Stephen Huntley Anderson, MD, FACEP (incumbent, Washington)
Current Professional Positions: staff emergency department physician, MultiCare Auburn Medical Center, Auburn, Washington
Internships and Residency: internship/residency, general surgery, University of Michigan, Ann Arbor; chief resident, University of Michigan; University of Washington, Seattle
Medical Degree: MD, University of Michigan (1981)
Response
Experience, passion, and a commitment to the future define my skills set for the Board. For over 30 years, I’ve practiced emergency medicine and devoted myself as a department chairman, chair of education, and chief of staff at my hospital. I honed the abilities to prove the value of emergency medicine to my partners and colleagues. Leadership in your own shop focuses your commitment while teaching you the value of teamwork that works across all lines of service. What’s best at the gurney needs to be the easy solution hospital-wide (be it EHRs, boarding, or continuity of care). I’m grounded in my patients’ best interests.

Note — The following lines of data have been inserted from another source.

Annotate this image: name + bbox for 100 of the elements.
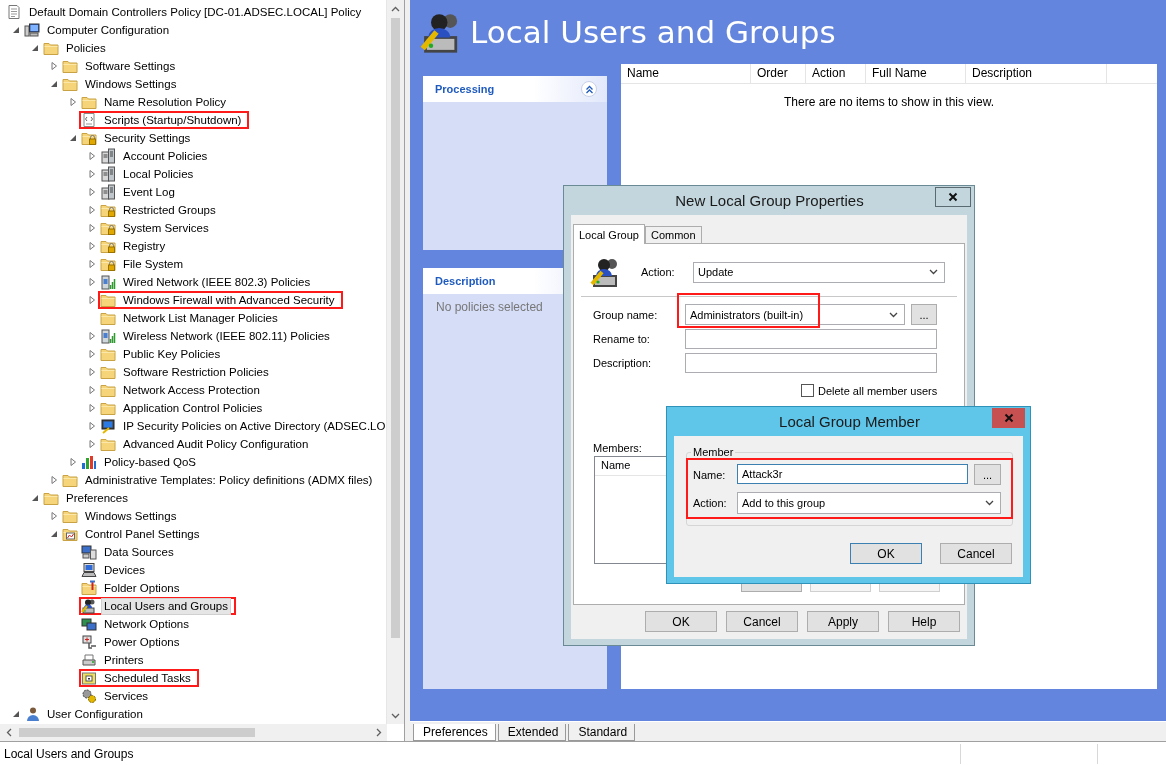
collapsed-arrow-icon[interactable] <box>67 96 79 108</box>
tree-item[interactable]: Windows Settings <box>83 76 179 92</box>
close-button[interactable] <box>935 186 971 207</box>
tree-item[interactable]: Name Resolution Policy <box>102 94 229 110</box>
view-tab[interactable]: Extended <box>497 724 567 741</box>
scrollbar-thumb[interactable] <box>19 728 255 737</box>
view-tab[interactable]: Standard <box>568 724 636 741</box>
ok-button[interactable]: OK <box>850 543 922 564</box>
panel-heading: Processing <box>435 83 495 95</box>
collapsed-arrow-icon[interactable] <box>48 474 60 486</box>
tree-item[interactable]: Preferences <box>64 490 130 506</box>
collapsed-arrow-icon[interactable] <box>48 510 60 522</box>
tree-item[interactable]: Application Control Policies <box>121 400 265 416</box>
group-name-dropdown[interactable]: Administrators (built-in) <box>685 304 905 325</box>
tree-item[interactable]: System Services <box>121 220 211 236</box>
column-header[interactable]: Name <box>621 64 751 83</box>
collapsed-arrow-icon[interactable] <box>86 294 98 306</box>
collapsed-arrow-icon[interactable] <box>86 258 98 270</box>
browse-button[interactable]: ... <box>911 304 937 325</box>
tree-item[interactable]: Scheduled Tasks <box>102 670 193 686</box>
tree-item[interactable]: Power Options <box>102 634 182 650</box>
tab[interactable]: Local Group <box>573 224 645 244</box>
help-button[interactable]: Help <box>888 611 960 632</box>
tree-item[interactable]: Network List Manager Policies <box>121 310 280 326</box>
collapsed-arrow-icon[interactable] <box>86 240 98 252</box>
column-header[interactable]: Full Name <box>866 64 966 83</box>
tree-item[interactable]: Data Sources <box>102 544 176 560</box>
tree-item[interactable]: Printers <box>102 652 146 668</box>
collapsed-arrow-icon[interactable] <box>86 150 98 162</box>
column-header[interactable]: Order <box>751 64 806 83</box>
tree-item[interactable]: Scripts (Startup/Shutdown) <box>102 112 244 128</box>
tree-item[interactable]: Computer Configuration <box>45 22 172 38</box>
vertical-scrollbar[interactable] <box>386 0 404 724</box>
tree-item[interactable]: Local Users and Groups <box>102 598 230 614</box>
tree-item[interactable]: Advanced Audit Policy Configuration <box>121 436 311 452</box>
tree-item[interactable]: Network Access Protection <box>121 382 262 398</box>
folder-icon <box>43 490 59 506</box>
scroll-left-icon[interactable] <box>5 728 12 737</box>
tab[interactable]: Common <box>644 226 702 243</box>
column-header[interactable]: Action <box>806 64 866 83</box>
collapsed-arrow-icon[interactable] <box>86 276 98 288</box>
tree-item[interactable]: Local Policies <box>121 166 196 182</box>
scroll-down-icon[interactable] <box>391 712 400 719</box>
collapsed-arrow-icon[interactable] <box>67 456 79 468</box>
scroll-up-icon[interactable] <box>391 5 400 12</box>
collapsed-arrow-icon[interactable] <box>86 366 98 378</box>
tree-item[interactable]: User Configuration <box>45 706 145 722</box>
rename-field[interactable] <box>685 329 937 349</box>
collapsed-arrow-icon[interactable] <box>86 420 98 432</box>
scrollbar-thumb[interactable] <box>391 18 400 638</box>
tree-item[interactable]: Control Panel Settings <box>83 526 202 542</box>
description-field[interactable] <box>685 353 937 373</box>
tree-item[interactable]: Policy-based QoS <box>102 454 199 470</box>
collapsed-arrow-icon[interactable] <box>86 330 98 342</box>
tree-item[interactable]: Network Options <box>102 616 191 632</box>
tree-item[interactable]: Services <box>102 688 151 704</box>
tree-item[interactable]: Software Restriction Policies <box>121 364 271 380</box>
collapsed-arrow-icon[interactable] <box>86 384 98 396</box>
action-dropdown[interactable]: Add to this group <box>737 492 1001 514</box>
tree-item[interactable]: Policies <box>64 40 108 56</box>
tree-item[interactable]: Windows Firewall with Advanced Security <box>121 292 337 308</box>
horizontal-scrollbar[interactable] <box>0 724 387 741</box>
collapsed-arrow-icon[interactable] <box>86 168 98 180</box>
collapsed-arrow-icon[interactable] <box>48 60 60 72</box>
tree-item[interactable]: Public Key Policies <box>121 346 223 362</box>
tree-item[interactable]: Devices <box>102 562 147 578</box>
tree-item[interactable]: Restricted Groups <box>121 202 218 218</box>
tree-item[interactable]: Account Policies <box>121 148 210 164</box>
tree-item[interactable]: Software Settings <box>83 58 178 74</box>
cancel-button[interactable]: Cancel <box>726 611 798 632</box>
scroll-right-icon[interactable] <box>375 728 382 737</box>
collapsed-arrow-icon[interactable] <box>86 348 98 360</box>
tree-item[interactable]: Registry <box>121 238 168 254</box>
column-header[interactable]: Description <box>966 64 1107 83</box>
collapsed-arrow-icon[interactable] <box>86 186 98 198</box>
tree-item[interactable]: Wireless Network (IEEE 802.11) Policies <box>121 328 332 344</box>
tree-item[interactable]: Default Domain Controllers Policy [DC-01.ADSEC.LOCAL] Policy <box>27 4 364 20</box>
collapsed-arrow-icon[interactable] <box>86 222 98 234</box>
tree-item[interactable]: File System <box>121 256 186 272</box>
collapsed-arrow-icon[interactable] <box>86 204 98 216</box>
view-tab[interactable]: Preferences <box>413 724 496 741</box>
tree-item[interactable]: Event Log <box>121 184 177 200</box>
tree-item[interactable]: Windows Settings <box>83 508 179 524</box>
name-field[interactable]: Attack3r <box>737 464 968 484</box>
tree-item[interactable]: Security Settings <box>102 130 193 146</box>
tree-item[interactable]: Administrative Templates: Policy definitions (ADMX files) <box>83 472 375 488</box>
ok-button[interactable]: OK <box>645 611 717 632</box>
collapsed-arrow-icon[interactable] <box>86 438 98 450</box>
apply-button[interactable]: Apply <box>807 611 879 632</box>
server-icon <box>100 184 116 200</box>
collapsed-arrow-icon[interactable] <box>86 402 98 414</box>
tree-item[interactable]: IP Security Policies on Active Directory (ADSEC.LO <box>121 418 386 434</box>
close-button[interactable] <box>992 407 1025 428</box>
checkbox[interactable] <box>801 384 814 397</box>
tree-item[interactable]: Wired Network (IEEE 802.3) Policies <box>121 274 313 290</box>
collapse-button[interactable] <box>581 81 597 97</box>
tree-item[interactable]: Folder Options <box>102 580 182 596</box>
action-dropdown[interactable]: Update <box>693 261 945 283</box>
cancel-button[interactable]: Cancel <box>940 543 1012 564</box>
browse-button[interactable]: ... <box>974 464 1001 485</box>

With many of our strategic battles now being waged on the state level with Medicaid and insurance companies, I’ve fought and won against flawed policy at that level. Having found win-win solutions by developing a care coordination program in Washington that is now a blueprint nationally for other state programs, I understand how to stand up for prudent layperson access to care while achieving better health outcomes, increased provider satisfaction, and saving money. We don’t need more roadblocks or revolving doors; we need more tools like we created with the Washington State 7 Best Practices that I co-wrote.
That experience and passion got me elected to the Board three years ago. There, we created the Clinical Emergency Data Registry (CEDR) (to augment reimbursement while owning our metrics), created a Diversity and Inclusion Task Force (to remove obstacles to success), and fought balance billing and the flawed policies of the American Health Care Act. I was honored to give the Colin Rorrie Health Policy lecture on coordinating care at ACEP15. Through these and countless other battles, I worked tirelessly to find solutions for over the last three years on the Board.